5. A method for internet content management in the footwear industry according to claim 2, characterized in that, The completeness score for the footwear field was obtained in the following way: The importance coefficient of each field is determined according to the preset set of required fields, and the completeness score of the footwear field is calculated by the ratio of the sum of the importance coefficients of the filled and format-validated fields to the sum of the total importance coefficients of the preset set of required fields.

6. A method for internet content management in the footwear industry according to claim 2, characterized in that, The consistency score of the size system is obtained by matching the size data in the content items with the preset size mapping library; the consistency score of the footwear attribute constraints is obtained by verifying the preset constraint relationship between category, gender, size system and applicable scenario.

7. A method for internet content management in the footwear industry according to claim 2, characterized in that, The matching score between digital assets and footwear master data is obtained by extracting the visual or textual features of the digital assets and matching them with the title, description, or attribute tags in the footwear master data domain; the channel adaptation score is obtained by verifying the target channel's title length, image specifications, category mapping, and compliance with prohibited word rules.

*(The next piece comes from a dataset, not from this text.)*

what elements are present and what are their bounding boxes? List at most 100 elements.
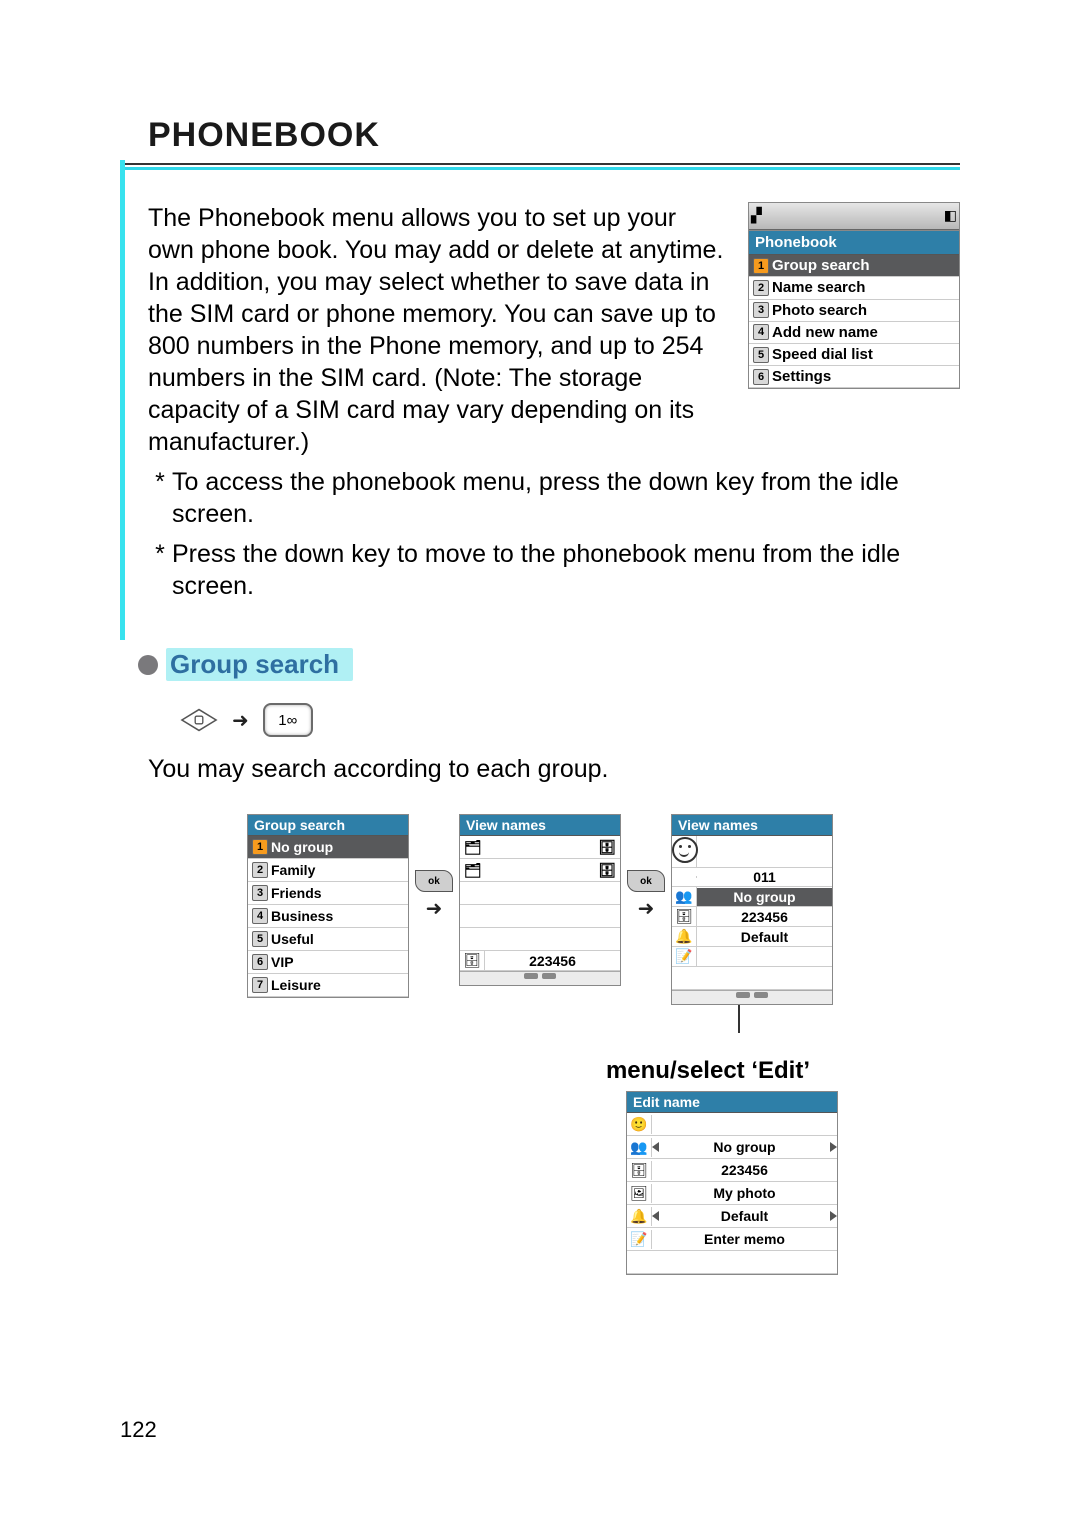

8. A method for internet content management in the footwear industry according to claim 2, characterized in that, The preset weight rules, the release threshold, and the completion threshold are dynamically adjusted based on historical manual review results, post-release feedback results, or error correction records. The rule engine review process includes prohibited word matching, channel source blacklist matching, grammatical structure legality determination, and trademark or brand field compliance verification.

9. A method for internet content management in the footwear industry according to claim 1, characterized in that, The rule engine review process includes: matching prohibited words, matching the blacklist of channel sources, and determining the legality of the grammatical structure.

10. A content management system for the footwear industry internet platform, characterized in that, include: The data access module is used to obtain footwear industry-related content data from heterogeneous data sources and attach source identifiers, timestamps, and tenant identifiers. The content modeling module is used to generate content entries based on the footwear content data model. The alignment and deduplication module is used to deduplicate content items; The Quality Assessment and Workflow module is used to perform quality assessments on deduplicated content items, generate quality scores, and automatically set the workflow status of content items. The compliance review module is used to perform rule engine reviews on content items and record review evidence and processing results; The publishing module is used to publish content items, and at the same time generate a publishing snapshot and store it according to a preset retention period; The quality assessment and workflow module includes: The feature extraction unit is used to extract footwear master data features, digital asset features, and channel release parameters; Sub-scoring calculation units are used to calculate the completeness score of footwear fields, the consistency score of the size system, the consistency score of footwear attribute constraints, the matching score between digital assets and footwear master data, and the channel adaptation score, respectively. The fusion scoring unit is used to fuse the sub-scorings according to preset weighting rules to obtain a basic quality score; The scoring correction unit is used to correct the basic quality score based on the constraint conflict terms to obtain a quality score; The status switching unit is used to compare the quality score with preset publishing thresholds and completion thresholds, and trigger a workflow status change for the content item.